I still hoped to be a priest and to live in a religious community. Bishop Bennett pointed me to the Missionaries of the Immaculate Heart of Mary, known more popularly as the Mission Society of Mandeville. It is a society of apostolic life with a Marian and missionary charism. The passion of Jesus is the foundation of its spirituality and it is committed to mission work in the Caribbean, primarily Jamaica.

My journey took me to Rome where I spent time with the Passionists. I had visited Rome on a few occasions before, but no longer was I a tourist. I was a pilgrim. I even had the opportunity to visit the Congregation of the Doctrine of the Faith. It was to Cardinal Ratzinger that my dossier for ordination as a Catholic priest was sent. I was told that it would take about three years for the ordination to take place but, with some assistance from Cardinal Newman, to whom I had entrusted my cause, in less than two years after being received into the Catholic Church, I was ordained.
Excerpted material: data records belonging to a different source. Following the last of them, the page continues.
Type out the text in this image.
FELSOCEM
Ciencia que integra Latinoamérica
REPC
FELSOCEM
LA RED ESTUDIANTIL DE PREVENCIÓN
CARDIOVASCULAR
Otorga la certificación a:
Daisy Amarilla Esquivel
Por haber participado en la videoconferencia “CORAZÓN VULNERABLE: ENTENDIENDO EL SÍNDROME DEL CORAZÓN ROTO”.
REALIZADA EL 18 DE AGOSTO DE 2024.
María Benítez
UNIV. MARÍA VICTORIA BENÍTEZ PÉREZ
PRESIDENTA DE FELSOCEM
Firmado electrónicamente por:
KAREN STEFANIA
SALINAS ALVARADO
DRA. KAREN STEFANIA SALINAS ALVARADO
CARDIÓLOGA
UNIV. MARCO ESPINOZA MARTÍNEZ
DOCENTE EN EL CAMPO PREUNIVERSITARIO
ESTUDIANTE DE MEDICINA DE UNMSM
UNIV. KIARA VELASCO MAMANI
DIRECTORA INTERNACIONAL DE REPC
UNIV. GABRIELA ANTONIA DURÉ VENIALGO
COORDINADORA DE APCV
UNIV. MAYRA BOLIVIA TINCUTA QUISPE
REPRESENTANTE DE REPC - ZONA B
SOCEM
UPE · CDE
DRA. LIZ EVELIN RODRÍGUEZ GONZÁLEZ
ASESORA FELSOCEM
On August 1, 2006, Bishop Bennett ordained me a priest in Christ’s holy Catholic Church, twenty four years to the date of my ordination as an Anglican priest. Bishop Don Reece was present. “It has been a long journey,” he said. He is now the Archbishop of Kingston! Since ordination, I have been serving as pastor of our Mission Society’s parish. I have been appointed the Director of Liturgy for the Diocese of Mandeville and more recently the Diocesan Director of Vocations.

Now I have truly come home! Like Cardinal Newman I have been led by the kindly light. Many of my former colleagues have showered upon me the names of “traitor” and “hypocrite,” along with other uncomplimentary designations. I have even been called “sheep-stealer” because a few of my former parishioners/directees have crossed the Tiber with me (still others are contemplating the move). One curious former colleague asked me why I had finally made the move and my response was: “A Church without a proper magisterium is like a rudderless ship heading towards destruction. So I jumped from a sinking ship, swam the Tiber, and from the bark of St. Peter a lifeboat was offered to me and now I am safe on board.” Today, I say to my Anglican friends, without meaning to be facetious: “Lo I have gone to prepare a place for you, so that where I am, there you may be also” (John 14:3).
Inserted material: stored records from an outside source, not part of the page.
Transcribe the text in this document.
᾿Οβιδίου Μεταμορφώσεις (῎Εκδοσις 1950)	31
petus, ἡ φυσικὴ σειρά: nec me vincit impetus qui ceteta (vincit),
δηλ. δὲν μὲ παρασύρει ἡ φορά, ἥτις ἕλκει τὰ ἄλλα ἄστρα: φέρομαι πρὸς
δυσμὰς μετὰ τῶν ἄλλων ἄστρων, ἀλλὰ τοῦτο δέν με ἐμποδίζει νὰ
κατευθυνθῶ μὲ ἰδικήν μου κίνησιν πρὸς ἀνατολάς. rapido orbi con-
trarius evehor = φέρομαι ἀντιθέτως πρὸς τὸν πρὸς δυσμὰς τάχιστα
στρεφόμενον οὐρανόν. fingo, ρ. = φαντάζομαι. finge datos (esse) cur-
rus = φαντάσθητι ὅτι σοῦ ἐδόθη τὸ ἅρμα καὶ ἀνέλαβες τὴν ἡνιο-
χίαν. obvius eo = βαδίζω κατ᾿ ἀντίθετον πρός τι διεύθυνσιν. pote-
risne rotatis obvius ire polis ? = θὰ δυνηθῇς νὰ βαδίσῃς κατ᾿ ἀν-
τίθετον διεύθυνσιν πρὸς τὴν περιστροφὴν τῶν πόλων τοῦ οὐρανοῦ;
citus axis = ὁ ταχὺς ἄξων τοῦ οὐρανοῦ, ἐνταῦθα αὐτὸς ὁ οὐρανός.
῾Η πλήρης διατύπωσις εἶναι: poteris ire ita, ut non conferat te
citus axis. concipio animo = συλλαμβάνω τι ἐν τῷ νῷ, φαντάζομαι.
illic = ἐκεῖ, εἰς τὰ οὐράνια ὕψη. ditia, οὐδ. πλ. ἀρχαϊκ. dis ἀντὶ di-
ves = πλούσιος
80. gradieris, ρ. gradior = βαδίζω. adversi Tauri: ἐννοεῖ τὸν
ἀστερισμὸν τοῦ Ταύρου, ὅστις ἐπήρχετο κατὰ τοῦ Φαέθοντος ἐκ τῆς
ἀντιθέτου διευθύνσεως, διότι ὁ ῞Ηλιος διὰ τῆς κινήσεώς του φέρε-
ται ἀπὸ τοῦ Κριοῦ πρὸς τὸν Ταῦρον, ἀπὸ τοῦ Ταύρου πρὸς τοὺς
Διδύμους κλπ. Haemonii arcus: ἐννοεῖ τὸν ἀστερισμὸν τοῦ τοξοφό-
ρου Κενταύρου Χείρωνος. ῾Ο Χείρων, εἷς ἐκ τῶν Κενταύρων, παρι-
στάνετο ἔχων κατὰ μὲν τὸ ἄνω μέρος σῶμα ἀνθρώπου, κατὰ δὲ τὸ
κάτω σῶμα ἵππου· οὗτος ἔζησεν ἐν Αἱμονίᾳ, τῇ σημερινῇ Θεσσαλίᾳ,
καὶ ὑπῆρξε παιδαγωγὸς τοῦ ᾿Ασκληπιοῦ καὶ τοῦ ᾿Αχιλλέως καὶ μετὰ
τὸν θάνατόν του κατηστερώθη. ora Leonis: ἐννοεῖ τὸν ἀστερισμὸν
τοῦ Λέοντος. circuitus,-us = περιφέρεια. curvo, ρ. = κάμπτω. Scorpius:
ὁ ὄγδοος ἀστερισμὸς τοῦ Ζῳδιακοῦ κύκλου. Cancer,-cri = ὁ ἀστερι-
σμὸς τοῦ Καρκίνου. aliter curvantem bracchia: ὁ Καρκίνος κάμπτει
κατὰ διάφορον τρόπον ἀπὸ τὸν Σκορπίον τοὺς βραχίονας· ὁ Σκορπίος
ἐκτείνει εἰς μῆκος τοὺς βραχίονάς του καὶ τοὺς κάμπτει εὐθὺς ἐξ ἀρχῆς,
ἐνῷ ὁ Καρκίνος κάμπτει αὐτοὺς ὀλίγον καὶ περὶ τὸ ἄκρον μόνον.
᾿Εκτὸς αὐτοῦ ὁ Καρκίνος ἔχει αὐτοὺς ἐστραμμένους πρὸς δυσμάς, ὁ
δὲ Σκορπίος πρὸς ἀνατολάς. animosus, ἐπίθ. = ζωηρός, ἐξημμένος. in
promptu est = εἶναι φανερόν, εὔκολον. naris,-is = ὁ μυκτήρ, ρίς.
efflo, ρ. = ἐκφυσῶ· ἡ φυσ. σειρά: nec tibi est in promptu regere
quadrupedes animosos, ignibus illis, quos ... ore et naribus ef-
Why did I take so long to come home? I am still not sure. Now I am home to stay.

The night is gone,

And with the morn those angel faces smile,

Which I have loved long since, and lost a while.’

Blessed John Henry Newman, “The Pillar of Cloud”

The kindly Light has brought me home.


Fr. Anthony Aarons MSM

Fr. Anthony Aarons was ordained a priest in the Catholic Church on August 1, 2006 and is serving as Vicar General of the Roman Catholic Diocese of Mandeville. He is also the Diocesan Director of Liturgy, Director of Vocations, and Diocesan Director of the Pontifical Mission Societies. Additionally, Fr. Aarons is the Administrator of the National Marian Shrine of Our Lady of Dunsinane and, by the end of the year, hopes to enter the Immaculate Conception Province of the Third Order Regular (TOR) friars of St. Francis.